The NTuple.events attribute is not a simple list, but an instance of the EventList class. This design prevents loading all events into memory simultaneously. Instead, it allows iteration and access by index and slice, while internally iterating over the root tree entries to create the required event on the fly.

EventList

Since a ROOT TTree can contain many events (entries), it is useful to have a class that manages a list of Event instances. The EventList class allows users to access specific events by index or slice, and is designed to handle Event instances created directly from a ROOT TTree.
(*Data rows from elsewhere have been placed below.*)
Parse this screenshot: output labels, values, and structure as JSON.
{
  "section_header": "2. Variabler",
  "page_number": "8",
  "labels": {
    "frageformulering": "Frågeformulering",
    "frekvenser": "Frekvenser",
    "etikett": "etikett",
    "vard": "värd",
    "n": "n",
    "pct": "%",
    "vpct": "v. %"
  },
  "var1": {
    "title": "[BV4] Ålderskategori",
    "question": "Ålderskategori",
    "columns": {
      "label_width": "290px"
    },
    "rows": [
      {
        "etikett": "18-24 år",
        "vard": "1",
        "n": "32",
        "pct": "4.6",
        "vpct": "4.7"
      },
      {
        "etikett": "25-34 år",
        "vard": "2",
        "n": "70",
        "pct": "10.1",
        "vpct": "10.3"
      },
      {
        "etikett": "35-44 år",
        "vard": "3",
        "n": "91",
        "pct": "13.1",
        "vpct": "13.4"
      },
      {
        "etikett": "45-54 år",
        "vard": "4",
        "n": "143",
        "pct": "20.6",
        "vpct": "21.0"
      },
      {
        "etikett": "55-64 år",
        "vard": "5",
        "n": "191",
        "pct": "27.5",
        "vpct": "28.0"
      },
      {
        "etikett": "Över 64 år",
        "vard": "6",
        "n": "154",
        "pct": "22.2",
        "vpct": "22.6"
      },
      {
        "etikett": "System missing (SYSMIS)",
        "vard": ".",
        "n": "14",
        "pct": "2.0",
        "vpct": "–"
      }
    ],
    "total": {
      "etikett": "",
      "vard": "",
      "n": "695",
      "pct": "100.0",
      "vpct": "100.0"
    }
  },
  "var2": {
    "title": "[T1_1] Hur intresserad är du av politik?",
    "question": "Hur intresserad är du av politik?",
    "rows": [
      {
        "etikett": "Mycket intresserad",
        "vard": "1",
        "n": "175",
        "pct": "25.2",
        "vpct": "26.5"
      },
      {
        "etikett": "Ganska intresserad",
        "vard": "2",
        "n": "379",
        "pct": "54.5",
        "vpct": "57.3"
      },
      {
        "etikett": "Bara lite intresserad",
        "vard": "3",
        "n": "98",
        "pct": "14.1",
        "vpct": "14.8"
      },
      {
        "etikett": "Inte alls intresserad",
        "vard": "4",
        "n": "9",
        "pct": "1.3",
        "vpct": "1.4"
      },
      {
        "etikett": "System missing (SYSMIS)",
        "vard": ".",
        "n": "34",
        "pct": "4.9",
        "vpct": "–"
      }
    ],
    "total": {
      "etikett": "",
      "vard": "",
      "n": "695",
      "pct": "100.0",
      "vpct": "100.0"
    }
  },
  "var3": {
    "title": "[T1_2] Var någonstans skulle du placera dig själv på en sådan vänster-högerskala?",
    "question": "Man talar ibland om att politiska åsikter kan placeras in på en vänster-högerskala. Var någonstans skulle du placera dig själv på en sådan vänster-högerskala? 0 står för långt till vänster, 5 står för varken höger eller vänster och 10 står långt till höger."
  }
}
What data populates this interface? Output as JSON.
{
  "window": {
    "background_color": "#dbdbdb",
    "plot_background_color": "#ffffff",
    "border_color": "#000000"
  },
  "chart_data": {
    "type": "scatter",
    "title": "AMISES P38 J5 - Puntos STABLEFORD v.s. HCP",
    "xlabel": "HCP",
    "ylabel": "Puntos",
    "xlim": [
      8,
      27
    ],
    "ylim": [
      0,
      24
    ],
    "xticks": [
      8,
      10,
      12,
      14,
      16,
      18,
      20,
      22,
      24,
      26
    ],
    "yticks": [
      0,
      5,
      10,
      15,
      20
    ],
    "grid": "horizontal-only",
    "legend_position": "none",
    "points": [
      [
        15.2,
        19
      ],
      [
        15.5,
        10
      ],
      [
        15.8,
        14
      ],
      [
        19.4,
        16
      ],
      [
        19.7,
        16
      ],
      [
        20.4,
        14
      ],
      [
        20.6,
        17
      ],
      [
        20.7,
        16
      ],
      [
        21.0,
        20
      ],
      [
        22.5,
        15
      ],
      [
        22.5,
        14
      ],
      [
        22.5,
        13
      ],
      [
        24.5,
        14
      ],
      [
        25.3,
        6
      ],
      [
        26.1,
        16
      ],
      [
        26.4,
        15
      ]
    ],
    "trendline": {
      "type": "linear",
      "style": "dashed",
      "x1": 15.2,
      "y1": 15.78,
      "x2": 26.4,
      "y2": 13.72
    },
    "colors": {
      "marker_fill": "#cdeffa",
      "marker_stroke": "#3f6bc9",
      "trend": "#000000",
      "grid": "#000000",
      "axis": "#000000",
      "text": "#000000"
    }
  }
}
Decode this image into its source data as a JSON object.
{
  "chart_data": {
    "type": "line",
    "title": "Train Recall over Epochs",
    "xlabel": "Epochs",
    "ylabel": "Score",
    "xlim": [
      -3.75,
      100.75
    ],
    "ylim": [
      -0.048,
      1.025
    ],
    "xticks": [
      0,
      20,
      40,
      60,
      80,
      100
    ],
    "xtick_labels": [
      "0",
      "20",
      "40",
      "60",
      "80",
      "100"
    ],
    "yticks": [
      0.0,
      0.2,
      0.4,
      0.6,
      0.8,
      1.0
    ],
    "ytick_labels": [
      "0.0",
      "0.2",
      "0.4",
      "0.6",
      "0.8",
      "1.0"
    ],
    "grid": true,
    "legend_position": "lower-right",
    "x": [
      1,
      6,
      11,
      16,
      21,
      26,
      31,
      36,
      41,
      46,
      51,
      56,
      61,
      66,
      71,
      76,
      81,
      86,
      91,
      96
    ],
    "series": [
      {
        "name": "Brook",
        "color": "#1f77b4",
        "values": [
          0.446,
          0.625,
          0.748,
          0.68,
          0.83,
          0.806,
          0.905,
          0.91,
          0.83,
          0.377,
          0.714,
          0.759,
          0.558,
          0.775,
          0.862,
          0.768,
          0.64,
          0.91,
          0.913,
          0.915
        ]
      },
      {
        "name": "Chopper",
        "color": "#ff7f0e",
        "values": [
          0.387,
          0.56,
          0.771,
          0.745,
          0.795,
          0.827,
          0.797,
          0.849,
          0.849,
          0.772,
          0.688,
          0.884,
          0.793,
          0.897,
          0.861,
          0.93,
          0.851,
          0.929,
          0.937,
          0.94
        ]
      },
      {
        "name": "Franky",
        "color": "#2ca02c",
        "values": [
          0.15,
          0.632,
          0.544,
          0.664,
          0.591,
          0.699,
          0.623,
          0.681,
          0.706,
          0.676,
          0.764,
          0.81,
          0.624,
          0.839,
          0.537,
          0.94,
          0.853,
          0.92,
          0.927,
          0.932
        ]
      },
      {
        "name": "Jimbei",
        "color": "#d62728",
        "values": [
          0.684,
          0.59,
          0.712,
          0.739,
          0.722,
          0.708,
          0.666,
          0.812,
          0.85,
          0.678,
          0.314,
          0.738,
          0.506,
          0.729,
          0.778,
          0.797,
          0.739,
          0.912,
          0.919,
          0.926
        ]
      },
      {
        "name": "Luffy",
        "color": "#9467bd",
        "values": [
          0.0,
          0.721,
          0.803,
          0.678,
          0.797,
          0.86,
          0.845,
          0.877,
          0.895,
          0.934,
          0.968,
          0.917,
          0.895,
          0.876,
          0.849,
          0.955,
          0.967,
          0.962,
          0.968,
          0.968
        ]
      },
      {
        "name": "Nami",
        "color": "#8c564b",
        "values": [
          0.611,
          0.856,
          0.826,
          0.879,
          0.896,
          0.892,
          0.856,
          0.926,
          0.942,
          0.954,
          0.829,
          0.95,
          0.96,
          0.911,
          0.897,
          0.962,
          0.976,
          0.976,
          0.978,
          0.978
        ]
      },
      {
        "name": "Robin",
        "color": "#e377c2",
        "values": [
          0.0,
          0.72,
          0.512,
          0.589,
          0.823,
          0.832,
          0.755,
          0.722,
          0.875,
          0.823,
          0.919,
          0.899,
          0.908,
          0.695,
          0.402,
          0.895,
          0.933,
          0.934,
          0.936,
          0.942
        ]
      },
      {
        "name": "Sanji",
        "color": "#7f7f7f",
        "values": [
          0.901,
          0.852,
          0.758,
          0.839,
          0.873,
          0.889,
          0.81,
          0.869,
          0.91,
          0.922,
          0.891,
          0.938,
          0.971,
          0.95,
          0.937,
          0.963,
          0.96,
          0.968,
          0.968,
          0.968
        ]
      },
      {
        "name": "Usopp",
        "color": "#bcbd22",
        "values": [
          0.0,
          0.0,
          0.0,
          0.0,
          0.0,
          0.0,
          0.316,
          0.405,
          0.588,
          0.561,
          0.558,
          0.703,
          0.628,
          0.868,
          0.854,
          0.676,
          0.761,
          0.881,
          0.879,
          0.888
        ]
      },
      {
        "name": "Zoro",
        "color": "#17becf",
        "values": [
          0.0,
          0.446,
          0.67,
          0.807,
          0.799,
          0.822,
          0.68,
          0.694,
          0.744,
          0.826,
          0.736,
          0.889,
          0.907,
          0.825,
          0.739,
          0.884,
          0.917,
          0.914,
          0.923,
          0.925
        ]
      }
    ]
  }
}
An EventList instance cannot be created by directly passing Event instances. This restriction exists to minimize memory usage. Instead of storing all events in memory, the class generates event instances on demand when the user requests a specific event or a subset of events using the TTree.

To create an EventList instance, only the ROOT tree and an optional event preprocessing function are required. The preprocessing function is applied to each generated Event instance.

Warning

This class is not intended to be instantiated directly by the user. It is used internally by the NTuple class to manage events.